I was taking an afternoon snooze one lovely afternoon in the summer of 2009. In that delicate place between wakefulness and sleep, a song started unspooling into my mind.
This rarely happens to me as a songwriter. The inspiration for a song usually comes in an instant. Then it takes diligent hours at the piano refining melody, organizing chord structures, detangling lyrics, and waiting for that certain “click” that tells me it’s finished.
I brought the new song to The Morning Star Singers, a volunteer hospice choir I founded in 2007. When we sang it at our rehearsal that evening, they jumped in with breathtaking harmonies and unbridled enthusiasm. My yoga-teaching friend Margie Weaver suggested that we add a gesture to the singing: making a “Y” of our upraised arms.
The song found a new voice when I was emceeing the International Coach Federation conference. There I witnessed a sea of 1,200 people from 46 countries singing the one-word chorus – “YES!” – with hands in the air. It’s a sight and sound that I will never forget.

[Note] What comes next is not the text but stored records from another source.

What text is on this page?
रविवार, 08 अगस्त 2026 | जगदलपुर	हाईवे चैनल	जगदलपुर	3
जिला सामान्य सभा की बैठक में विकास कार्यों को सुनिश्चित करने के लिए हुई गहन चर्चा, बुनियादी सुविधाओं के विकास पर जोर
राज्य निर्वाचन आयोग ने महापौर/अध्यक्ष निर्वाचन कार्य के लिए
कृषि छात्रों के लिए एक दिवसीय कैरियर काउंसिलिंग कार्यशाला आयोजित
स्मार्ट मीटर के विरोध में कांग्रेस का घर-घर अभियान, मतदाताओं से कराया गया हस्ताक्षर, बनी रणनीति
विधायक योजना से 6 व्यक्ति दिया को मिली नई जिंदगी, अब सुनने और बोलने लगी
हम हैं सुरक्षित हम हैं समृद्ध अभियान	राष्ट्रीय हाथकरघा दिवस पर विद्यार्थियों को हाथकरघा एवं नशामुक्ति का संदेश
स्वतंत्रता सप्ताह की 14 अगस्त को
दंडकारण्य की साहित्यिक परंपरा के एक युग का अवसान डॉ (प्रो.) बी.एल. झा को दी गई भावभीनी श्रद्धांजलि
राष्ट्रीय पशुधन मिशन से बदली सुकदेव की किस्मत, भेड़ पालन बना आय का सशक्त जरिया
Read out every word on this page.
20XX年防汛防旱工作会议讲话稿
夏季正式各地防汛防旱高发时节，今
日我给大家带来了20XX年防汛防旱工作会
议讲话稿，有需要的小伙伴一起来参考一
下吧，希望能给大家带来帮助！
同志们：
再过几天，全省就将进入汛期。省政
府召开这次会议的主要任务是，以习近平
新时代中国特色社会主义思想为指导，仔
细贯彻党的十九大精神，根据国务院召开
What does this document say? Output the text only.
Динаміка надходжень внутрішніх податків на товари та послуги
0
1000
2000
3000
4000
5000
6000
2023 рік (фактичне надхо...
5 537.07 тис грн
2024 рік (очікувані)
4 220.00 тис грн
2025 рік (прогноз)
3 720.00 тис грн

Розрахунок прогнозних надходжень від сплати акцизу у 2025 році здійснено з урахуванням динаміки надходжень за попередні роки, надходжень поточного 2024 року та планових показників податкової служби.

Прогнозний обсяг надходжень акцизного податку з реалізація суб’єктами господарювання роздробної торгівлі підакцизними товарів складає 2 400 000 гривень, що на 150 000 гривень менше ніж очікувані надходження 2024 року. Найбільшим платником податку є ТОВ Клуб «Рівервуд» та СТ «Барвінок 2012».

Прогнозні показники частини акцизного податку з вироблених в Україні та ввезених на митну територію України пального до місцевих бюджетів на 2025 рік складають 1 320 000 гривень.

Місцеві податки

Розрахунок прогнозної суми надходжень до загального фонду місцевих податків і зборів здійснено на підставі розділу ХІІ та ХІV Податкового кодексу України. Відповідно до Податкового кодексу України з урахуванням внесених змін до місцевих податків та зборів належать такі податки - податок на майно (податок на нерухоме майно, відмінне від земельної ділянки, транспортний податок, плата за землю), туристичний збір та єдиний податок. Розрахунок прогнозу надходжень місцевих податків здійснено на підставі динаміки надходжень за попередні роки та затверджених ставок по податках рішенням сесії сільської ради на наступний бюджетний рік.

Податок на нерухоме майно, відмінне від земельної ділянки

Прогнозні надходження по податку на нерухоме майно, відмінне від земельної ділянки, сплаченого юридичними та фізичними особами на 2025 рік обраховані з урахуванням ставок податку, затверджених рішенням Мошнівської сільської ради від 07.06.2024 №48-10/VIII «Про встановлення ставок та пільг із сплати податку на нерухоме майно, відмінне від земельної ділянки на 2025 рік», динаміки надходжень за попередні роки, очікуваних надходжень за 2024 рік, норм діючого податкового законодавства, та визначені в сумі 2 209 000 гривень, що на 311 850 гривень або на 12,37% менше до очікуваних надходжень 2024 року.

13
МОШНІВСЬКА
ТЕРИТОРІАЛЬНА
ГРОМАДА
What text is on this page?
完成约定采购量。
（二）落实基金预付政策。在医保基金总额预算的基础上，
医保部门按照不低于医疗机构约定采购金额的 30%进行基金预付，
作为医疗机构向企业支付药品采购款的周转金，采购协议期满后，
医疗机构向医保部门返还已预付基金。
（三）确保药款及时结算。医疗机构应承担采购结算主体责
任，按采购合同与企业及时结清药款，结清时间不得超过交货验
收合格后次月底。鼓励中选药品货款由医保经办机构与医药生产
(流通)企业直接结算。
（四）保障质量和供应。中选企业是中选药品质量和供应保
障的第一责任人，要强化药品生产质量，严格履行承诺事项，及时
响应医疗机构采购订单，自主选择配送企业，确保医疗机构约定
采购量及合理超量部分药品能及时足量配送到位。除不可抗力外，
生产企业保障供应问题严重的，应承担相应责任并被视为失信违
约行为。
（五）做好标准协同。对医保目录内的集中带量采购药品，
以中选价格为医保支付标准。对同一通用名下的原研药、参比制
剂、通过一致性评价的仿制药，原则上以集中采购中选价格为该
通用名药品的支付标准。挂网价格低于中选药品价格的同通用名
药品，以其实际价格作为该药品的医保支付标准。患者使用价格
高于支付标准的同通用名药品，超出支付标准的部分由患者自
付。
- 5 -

Since then thousands of people have sung the song at conferences, retreats, community sings, workplaces, and in their cars as they commute with my CD playing (so I’m told).
Just this week my beloved friend Lucy Matthews Heegaard finished the music video version of the song. Here’s the link…
I wonder how singing the word “yes” over and over these past two years has changed me? And I wonder what effect it has had on the thousands of people who have raised hands and voices in the Spirit of Yes?
And most importantly, what might the Spirit of Yes have to offer the world?